Only the primary node needs to failover. When we learned about master-slave replication earlier, we needed to use Redis Sentinel for failover. Redis Cluster does not need Redis Sentinel and has its own failover capability.

As we have learned before, nodes communicate with each other, exchanging messages through ping/ Pong, so faults can be found through this. Cluster node fault detection also has subjective offline and objective offline

Subjective offline

There is a fault list for each node, and the fault list maintains information received by the current node for all other nodes. Objective logoff is attempted when more than half of the host nodes holding slots have marked a node as subjective logoff.

Objective offline

failover

The cluster also has automatic failover, similar to the sentry, which is ready to “take over” the slave node of the failed node after an objective offline.

First is the qualification check, only qualified secondary nodes can participate in the election:

  • The disconnection time between all secondary node checks of the faulty node and the faulty master node
  • If the value exceeds cluster-node-timeout * cluster-slave-validati-factor(default: 10), the election qualification is disqualified

And then the order of preparing for the election. Nodes with different offsets have different order of participating in the election. The slave node with the largest offset has the highest election order and the highest election priority. The slave node with a lower offset delays the election.

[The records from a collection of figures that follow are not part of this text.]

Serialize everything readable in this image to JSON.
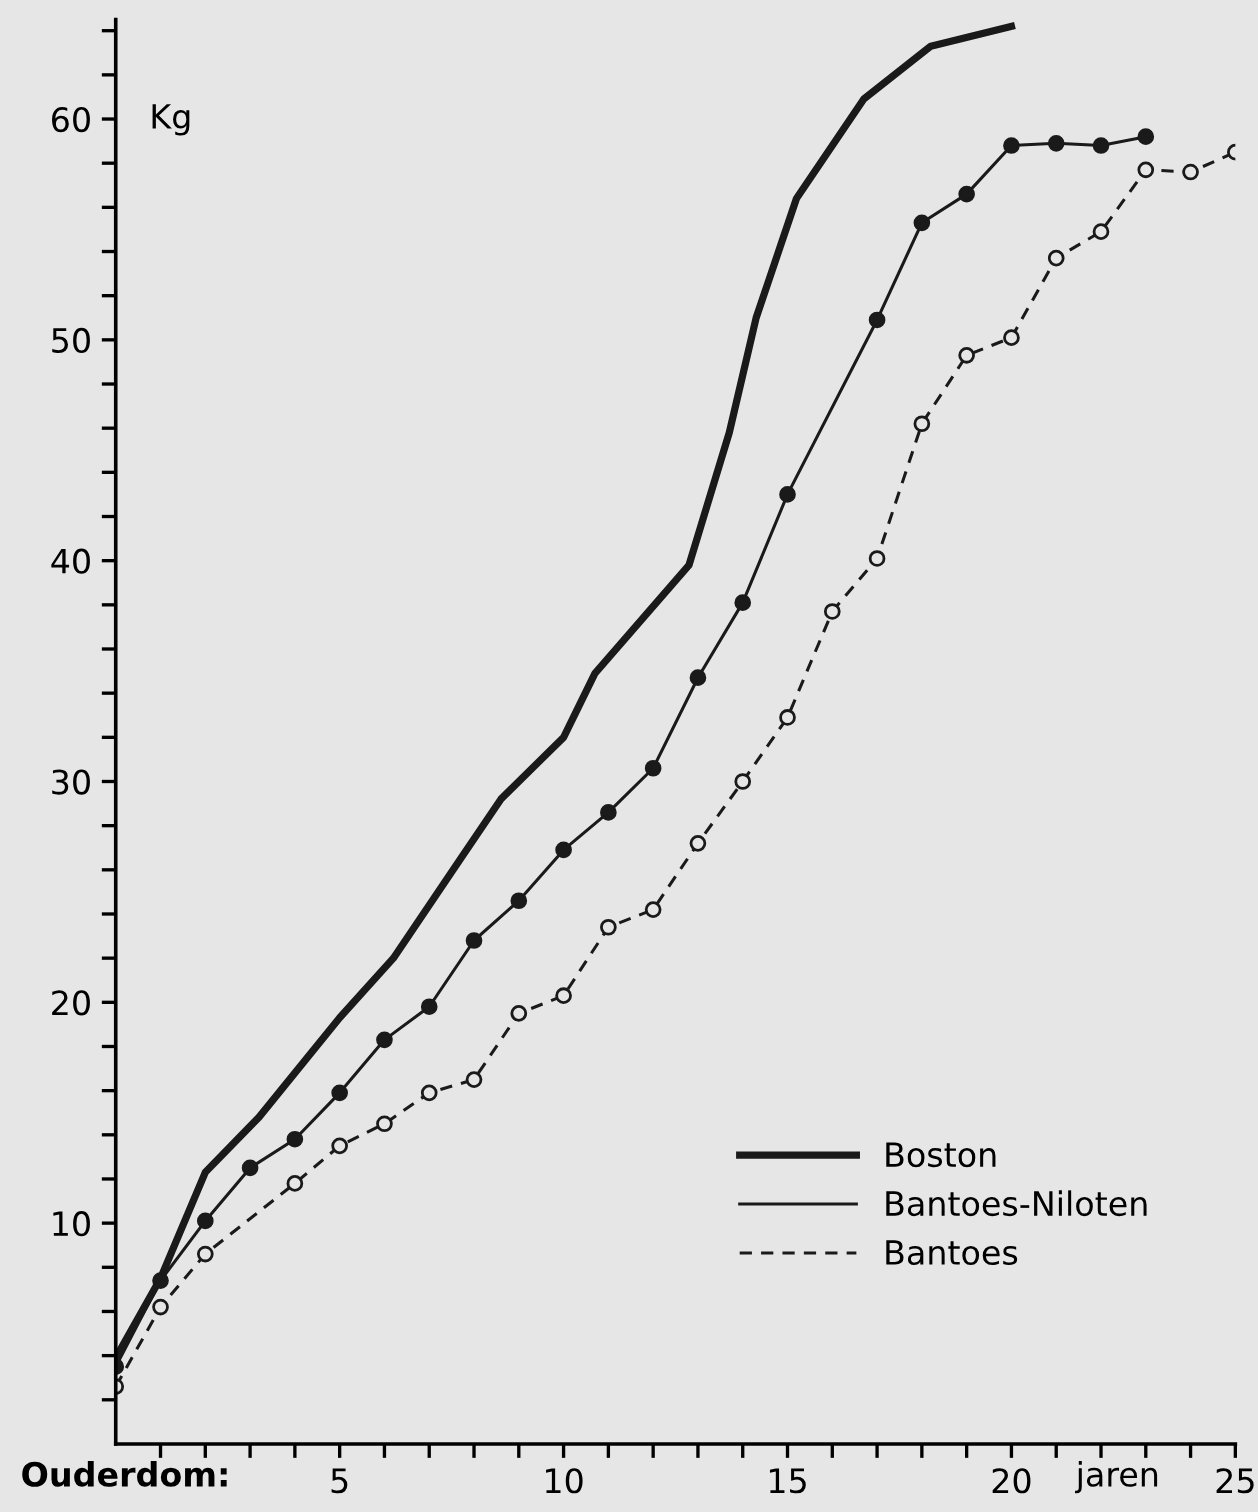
{
  "chart_data": {
    "type": "line",
    "ylabel": "Kg",
    "xlabel": "jaren",
    "annotations": [
      "Ouderdom:"
    ],
    "xlim": [
      0,
      25
    ],
    "ylim": [
      0,
      64.5
    ],
    "xticks": [
      {
        "value": 1,
        "label": null
      },
      {
        "value": 2,
        "label": null
      },
      {
        "value": 3,
        "label": null
      },
      {
        "value": 4,
        "label": null
      },
      5,
      {
        "value": 6,
        "label": null
      },
      {
        "value": 7,
        "label": null
      },
      {
        "value": 8,
        "label": null
      },
      {
        "value": 9,
        "label": null
      },
      10,
      {
        "value": 11,
        "label": null
      },
      {
        "value": 12,
        "label": null
      },
      {
        "value": 13,
        "label": null
      },
      {
        "value": 14,
        "label": null
      },
      15,
      {
        "value": 16,
        "label": null
      },
      {
        "value": 17,
        "label": null
      },
      {
        "value": 18,
        "label": null
      },
      {
        "value": 19,
        "label": null
      },
      20,
      {
        "value": 21,
        "label": null
      },
      {
        "value": 22,
        "label": null
      },
      {
        "value": 23,
        "label": null
      },
      {
        "value": 24,
        "label": null
      },
      25
    ],
    "yticks": [
      {
        "value": 2,
        "label": null
      },
      {
        "value": 4,
        "label": null
      },
      {
        "value": 6,
        "label": null
      },
      {
        "value": 8,
        "label": null
      },
      10,
      {
        "value": 12,
        "label": null
      },
      {
        "value": 14,
        "label": null
      },
      {
        "value": 16,
        "label": null
      },
      {
        "value": 18,
        "label": null
      },
      20,
      {
        "value": 22,
        "label": null
      },
      {
        "value": 24,
        "label": null
      },
      {
        "value": 26,
        "label": null
      },
      {
        "value": 28,
        "label": null
      },
      30,
      {
        "value": 32,
        "label": null
      },
      {
        "value": 34,
        "label": null
      },
      {
        "value": 36,
        "label": null
      },
      {
        "value": 38,
        "label": null
      },
      40,
      {
        "value": 42,
        "label": null
      },
      {
        "value": 44,
        "label": null
      },
      {
        "value": 46,
        "label": null
      },
      {
        "value": 48,
        "label": null
      },
      50,
      {
        "value": 52,
        "label": null
      },
      {
        "value": 54,
        "label": null
      },
      {
        "value": 56,
        "label": null
      },
      {
        "value": 58,
        "label": null
      },
      60,
      {
        "value": 62,
        "label": null
      },
      {
        "value": 64,
        "label": null
      }
    ],
    "grid": false,
    "legend": "bottom right",
    "series": [
      {
        "name": "Boston",
        "color": "#1a1a1a",
        "marker": "none",
        "line_style": "solid",
        "x": [
          0,
          1,
          2,
          3.2,
          5,
          6.2,
          7.7,
          8.6,
          10,
          10.7,
          12.8,
          13.7,
          14.3,
          15.2,
          16.7,
          18.2,
          20
        ],
        "values": [
          3.9,
          7.5,
          12.3,
          14.8,
          19.3,
          22,
          26.5,
          29.2,
          32,
          34.9,
          39.8,
          45.8,
          51,
          56.4,
          60.9,
          63.3,
          64.2
        ]
      },
      {
        "name": "Bantoes-Niloten",
        "color": "#1a1a1a",
        "marker": "circle",
        "line_style": "solid",
        "x": [
          0,
          1,
          2,
          3,
          4,
          5,
          6,
          7,
          8,
          9,
          10,
          11,
          12,
          13,
          14,
          15,
          17,
          18,
          19,
          20,
          21,
          22,
          23
        ],
        "values": [
          3.5,
          7.4,
          10.1,
          12.5,
          13.8,
          15.9,
          18.3,
          19.8,
          22.8,
          24.6,
          26.9,
          28.6,
          30.6,
          34.7,
          38.1,
          43,
          50.9,
          55.3,
          56.6,
          58.8,
          58.9,
          58.8,
          59.2
        ]
      },
      {
        "name": "Bantoes",
        "color": "#1a1a1a",
        "marker": "circle",
        "line_style": "dashed",
        "x": [
          0,
          1,
          2,
          4,
          5,
          6,
          7,
          8,
          9,
          10,
          11,
          12,
          13,
          14,
          15,
          16,
          17,
          18,
          19,
          20,
          21,
          22,
          23,
          24,
          25
        ],
        "values": [
          2.6,
          6.2,
          8.6,
          11.8,
          13.5,
          14.5,
          15.9,
          16.5,
          19.5,
          20.3,
          23.4,
          24.2,
          27.2,
          30,
          32.9,
          37.7,
          40.1,
          46.2,
          49.3,
          50.1,
          53.7,
          54.9,
          57.7,
          57.6,
          58.5
        ]
      }
    ]
  }
}
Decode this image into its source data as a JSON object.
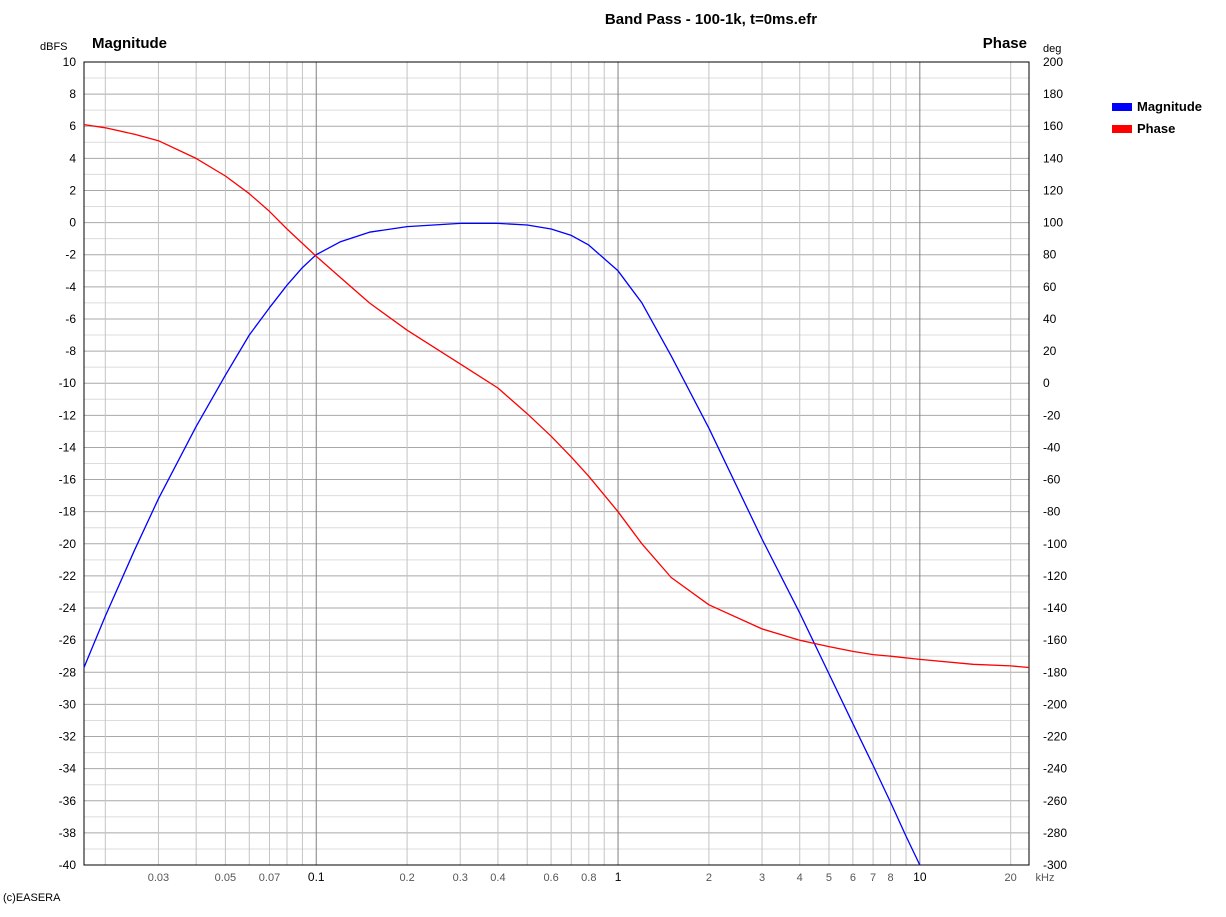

When a secondary node participates in the election, the primary node receives the message and begins to vote. The node with the largest offset is more likely to get the most votes if it participates in the election first, which is called the primary node.

When the slave node becomes the master node, it is time to replace the master node:

  1. Run slaveof no one to change the slave node to master
  2. Allocate slots responsible for the faulty node to the node
  3. Broadcast a Pong message to other nodes in the cluster to indicate that failover is complete
  4. After the faulty node is restarted, it becomes the slave node of new_master

Read/write separation of the cluster

Slave nodes in cluster mode are read-only, which means that slave nodes in cluster mode reject any read/write requests. When a command attempts to obtain data from the slave node, the slave node redirects the command to the node that is responsible for the data slot.

Why read-only connection? This is because the slave can execute the command: readonly so that the request can be read from the node, but only for this connection. That is, when the client disconnects and restarts, the request becomes redirected again.

In cluster mode, read/write separation is more complex, and the relationship between slave nodes and slots of different primary nodes needs to be maintained.

It is generally not recommended to build read/write separation in clustered mode, but to add nodes to address the requirements. However, due to bandwidth problems caused by information communication between nodes, the official recommendation is no more than 1000 nodes.

Single machine? Cluster?

Cluster is not the best choice, but according to different business needs to determine whether to build a cluster. When small businesses can meet the needs by using single redis and Redis Sentinel, there is no need to build a cluster.

Clustering also has some limitations:

  • The key for redis transaction operations must be on a node
  • Batch operations such as Mset and MGET must be in the same slot
  • There is only one database, DB0
  • Some commands cannot cross nodes, such as scan, flush, and keys
  • Harder to maintain

Therefore, cluster construction should also consider whether single Redis can no longer meet the amount of business concurrency. On the premise that Redis Sentinel can also meet the high availability, and the concurrency is not saturated, cluster construction is gilding the lily.